It’s not often – more like never – that we get a press release touting a road as "infamous" but that’s what happened this week. The Hualapai Tribe has announced that paving is complete on 13-mile Diamond Bar Road, sole access to the Skywalk and to the scenic vistas of Guano Point. Begun in 2009, the road has taken 12 years to finish and five to pave, at a total cost of $35 million. Alluding to financial difficulties that required a decade of scrimping and saving federal funds, Hualapai Chairwoman Sherry J. Counts said, "Our tourists will have a smooth, scenic drive to this magnificent destination, and we anticipate a considerable increase in visitors to this entire region as a result."
Indeed, according to the Las Vegas Review-Journal, during its unpaved, washboard-road days, "Tour operators had complained of broken windows, flat tires, missing hubcaps and dust." Moaned Bessy Lee, marketing director of junket company CHD Inc., "It was painful, awful, tortuous.
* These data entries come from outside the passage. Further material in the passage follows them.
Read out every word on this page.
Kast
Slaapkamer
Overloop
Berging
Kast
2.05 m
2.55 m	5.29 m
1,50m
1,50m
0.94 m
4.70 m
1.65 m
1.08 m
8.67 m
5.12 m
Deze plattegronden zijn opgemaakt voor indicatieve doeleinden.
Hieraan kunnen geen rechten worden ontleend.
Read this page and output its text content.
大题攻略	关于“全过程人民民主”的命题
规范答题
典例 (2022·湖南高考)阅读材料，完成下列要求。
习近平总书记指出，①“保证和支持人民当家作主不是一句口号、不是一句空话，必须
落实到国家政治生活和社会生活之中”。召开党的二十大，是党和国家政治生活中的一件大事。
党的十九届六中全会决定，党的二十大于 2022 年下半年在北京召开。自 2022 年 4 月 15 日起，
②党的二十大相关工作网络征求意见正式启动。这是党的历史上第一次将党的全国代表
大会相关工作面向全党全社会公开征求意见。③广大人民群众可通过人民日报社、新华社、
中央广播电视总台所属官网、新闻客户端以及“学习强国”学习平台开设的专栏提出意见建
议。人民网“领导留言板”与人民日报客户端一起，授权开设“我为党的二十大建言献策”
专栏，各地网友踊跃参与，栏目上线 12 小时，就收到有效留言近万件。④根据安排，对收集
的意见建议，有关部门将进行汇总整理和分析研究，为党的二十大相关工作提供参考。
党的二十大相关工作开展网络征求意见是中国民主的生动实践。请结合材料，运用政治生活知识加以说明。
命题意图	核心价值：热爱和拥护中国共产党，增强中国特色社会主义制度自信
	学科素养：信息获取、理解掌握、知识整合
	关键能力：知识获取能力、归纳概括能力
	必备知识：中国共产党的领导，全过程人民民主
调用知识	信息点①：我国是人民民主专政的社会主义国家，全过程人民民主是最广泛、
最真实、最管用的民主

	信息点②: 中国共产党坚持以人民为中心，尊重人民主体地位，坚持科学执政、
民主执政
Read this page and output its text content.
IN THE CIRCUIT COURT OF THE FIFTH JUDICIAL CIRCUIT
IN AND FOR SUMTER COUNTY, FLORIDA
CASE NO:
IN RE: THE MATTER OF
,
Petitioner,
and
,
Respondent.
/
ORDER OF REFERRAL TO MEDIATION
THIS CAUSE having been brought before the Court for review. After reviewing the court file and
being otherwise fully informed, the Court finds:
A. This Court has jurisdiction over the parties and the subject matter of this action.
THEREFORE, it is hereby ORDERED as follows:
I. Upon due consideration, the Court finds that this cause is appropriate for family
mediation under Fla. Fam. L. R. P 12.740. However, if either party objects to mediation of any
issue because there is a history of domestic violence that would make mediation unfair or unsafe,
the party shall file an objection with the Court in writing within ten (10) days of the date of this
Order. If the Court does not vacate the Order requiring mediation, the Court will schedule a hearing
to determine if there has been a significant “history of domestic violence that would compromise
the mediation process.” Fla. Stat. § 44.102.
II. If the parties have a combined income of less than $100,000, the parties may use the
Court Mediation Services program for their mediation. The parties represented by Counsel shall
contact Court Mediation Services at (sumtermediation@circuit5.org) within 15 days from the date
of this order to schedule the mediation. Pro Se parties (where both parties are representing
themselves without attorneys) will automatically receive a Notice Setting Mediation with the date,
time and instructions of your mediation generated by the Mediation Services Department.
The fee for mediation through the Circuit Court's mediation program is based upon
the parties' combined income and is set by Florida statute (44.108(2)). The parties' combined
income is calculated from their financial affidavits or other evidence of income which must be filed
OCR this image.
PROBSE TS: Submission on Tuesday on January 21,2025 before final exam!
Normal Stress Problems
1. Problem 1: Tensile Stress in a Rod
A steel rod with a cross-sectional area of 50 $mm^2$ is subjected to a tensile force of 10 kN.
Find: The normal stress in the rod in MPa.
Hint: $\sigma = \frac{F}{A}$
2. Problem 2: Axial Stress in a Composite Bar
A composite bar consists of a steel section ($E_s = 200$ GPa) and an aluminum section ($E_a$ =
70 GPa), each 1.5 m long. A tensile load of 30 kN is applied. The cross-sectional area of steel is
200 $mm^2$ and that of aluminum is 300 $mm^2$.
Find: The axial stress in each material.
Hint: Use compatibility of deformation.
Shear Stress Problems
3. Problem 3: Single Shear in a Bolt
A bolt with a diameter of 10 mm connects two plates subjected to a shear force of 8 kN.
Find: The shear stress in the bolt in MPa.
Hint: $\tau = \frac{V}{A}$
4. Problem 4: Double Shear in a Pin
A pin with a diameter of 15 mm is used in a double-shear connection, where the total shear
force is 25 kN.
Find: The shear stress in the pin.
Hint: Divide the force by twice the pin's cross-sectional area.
It totally [destroyed] the underbody of your coaches, and your vehicle and tires, and everything else. Now that the road is paved, it’s an absolute joy." It’s also projected to cut round-trip travel time – via the Mike O’Callaghan-Pat Tillman Bridge bypass – by two hours.
The August 12 formal opening of the road is such a big deal that Arizona Gov. Jan Brewer will be present, along with Counts, and representatives of the Arizona Commission of Indian Affairs and Grand Canyon Resort Corp. The road, built to federal highway standards, will be blessed by the Hualapai Bird Dancers.
Other than sheer cost, the biggest obstacle to a smooth road was repeated litigation with local dude rancher Nigel Turner. It was thought that a $750,000 settlement with Turner in 2007 would pacify him, but he subsequently revived the dispute, "saying an easement he granted to the federal government to allow public access on his property off Diamond Bar Road had expired, construction was harming his guests, and amenities agreed upon in the settlement weren’t being carried out," according to the R-J.
Turner even went so far as to barricade the road, having previously demanded toll payments at gunpoint from tourists, initially $20 a head (later reduced to $5 a car). In 2013, a federal judge upheld the 2007 settlement but ordered the Uncle Sam and Turner to work together ""in good faith" to fulfill its terms, which included cattle guards, underpasses, and fencing. The Hualapai were to finish the new road and the original Diamond Bar would revert to Turner’s control.
Grand Canyon Skywalk is still far from finished. It’s not hooked up to the power grid or sewage lines. Water has to be driven in and electricity comes from a generator. The visitor center at the Skywalk remains unfinished. However, the completion of the road has to be regarded as an enormous milestone in the history of this controversial and trouble-plagued project.